Donors at the Danforth Leadership Society level constitute some of Washington University’s most engaged citizens, and other membership privileges will reflect that. Through exclusive experiences and conversations with university leaders, they will gain even greater insight into the nuts and bolts of the institution. “They are going to be treated as insiders with front-row seats to what is happening at the university in real time,” Henson says. “We feel it’s important for them to witness the impact of their generosity firsthand.”
The future is now
During Danforth’s 24-year tenure as chancellor, the university’s application numbers, academic programs, research funding, and overall profile grew substantially. So did the endowment, which rose to $1.72 billion. Powered by Danforth’s leadership, these remarkable achievements were nonetheless a collective effort. “Bill was unafraid to step forward and say to our community, ‘We need you,’” Henson observes. “He understood people’s great capacity for generosity.”

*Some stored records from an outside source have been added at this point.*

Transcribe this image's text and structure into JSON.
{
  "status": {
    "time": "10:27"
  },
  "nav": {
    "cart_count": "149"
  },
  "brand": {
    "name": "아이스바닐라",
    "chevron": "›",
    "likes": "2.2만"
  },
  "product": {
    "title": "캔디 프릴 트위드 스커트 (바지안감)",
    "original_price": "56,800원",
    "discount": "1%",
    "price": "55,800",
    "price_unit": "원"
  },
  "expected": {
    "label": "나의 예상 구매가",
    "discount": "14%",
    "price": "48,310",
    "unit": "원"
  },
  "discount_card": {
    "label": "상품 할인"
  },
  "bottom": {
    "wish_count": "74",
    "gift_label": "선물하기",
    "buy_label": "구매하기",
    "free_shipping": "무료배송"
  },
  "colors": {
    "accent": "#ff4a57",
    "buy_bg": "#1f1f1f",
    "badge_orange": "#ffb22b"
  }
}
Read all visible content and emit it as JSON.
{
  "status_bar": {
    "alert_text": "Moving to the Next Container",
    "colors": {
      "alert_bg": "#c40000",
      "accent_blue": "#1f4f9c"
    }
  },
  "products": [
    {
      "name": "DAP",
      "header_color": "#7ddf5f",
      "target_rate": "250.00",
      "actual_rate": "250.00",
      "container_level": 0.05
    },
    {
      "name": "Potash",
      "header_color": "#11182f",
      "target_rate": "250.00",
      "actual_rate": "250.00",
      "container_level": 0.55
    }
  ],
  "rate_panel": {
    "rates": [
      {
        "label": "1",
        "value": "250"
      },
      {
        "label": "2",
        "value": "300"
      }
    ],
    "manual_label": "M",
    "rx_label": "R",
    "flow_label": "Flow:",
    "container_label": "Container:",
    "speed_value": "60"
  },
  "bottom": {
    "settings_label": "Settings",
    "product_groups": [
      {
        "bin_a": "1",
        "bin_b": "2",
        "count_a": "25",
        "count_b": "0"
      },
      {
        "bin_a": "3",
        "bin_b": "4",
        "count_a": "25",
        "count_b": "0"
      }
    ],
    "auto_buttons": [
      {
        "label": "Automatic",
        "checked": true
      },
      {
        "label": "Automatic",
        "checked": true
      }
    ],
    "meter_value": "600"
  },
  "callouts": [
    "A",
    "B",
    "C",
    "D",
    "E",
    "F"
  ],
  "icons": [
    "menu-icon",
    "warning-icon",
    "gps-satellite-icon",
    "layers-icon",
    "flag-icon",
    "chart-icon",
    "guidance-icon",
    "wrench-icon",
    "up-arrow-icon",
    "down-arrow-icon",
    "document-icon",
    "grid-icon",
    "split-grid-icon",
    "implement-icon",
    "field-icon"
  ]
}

With the launch of the “Here and Next” strategic plan and Make Way: Our Student Initiative last year, the university has entered yet another transformative new era. “We have an opportunity to propel this institution to the next level,” Henson says. “The support of our top donors helped us get where we are today, and their continued investment is critical for us to reach even higher in the coming decade.”
At its best, philanthropy is a collaboration, and Henson wants Danforth Leadership Society members to see themselves in Washington University’s future. “Dream big with us,” she says. For her, membership in the society is as much about inheriting Danforth’s legacy as it is about creating one’s own at the university. “That legacy includes the next generation of graduates who will leave equipped to tackle pressing issues like climate change, public health, and more.”
A personal investment
Before Sarah Boles, BSBA ’80, MBA ’81, knew Danforth by the nicknames “Chan Dan” and “Uncle Bill,” he was simply her father’s friend from their early years of practicing medicine, her younger brother’s godfather, and her childhood best friend’s dad. Across his roles as friend, father, and university leader, Danforth possessed an intelligence, kindness, and unwavering humility that she found inspiring.
After earning undergraduate and graduate degrees from the university, Boles moved from her native St. Louis to New York City, where she built a successful career on Wall Street and raised a family. Through it all, she never lost sight of the Midwestern values that Danforth embodied and her Washington University education fortified. Over the years, she has made her alma mater a philanthropic priority, and in 2021, she pledged $1.5 million to endow the Sarah L. Boles and Family Danforth Scholarship in the Danforth Scholars Program.
“I view investing in the university as an investment in what I value,” says the new Danforth Leadership Society member. “I am proud to be part of this community, and supporting this institution is one of the best ways I know of ensuring a brighter tomorrow for others.”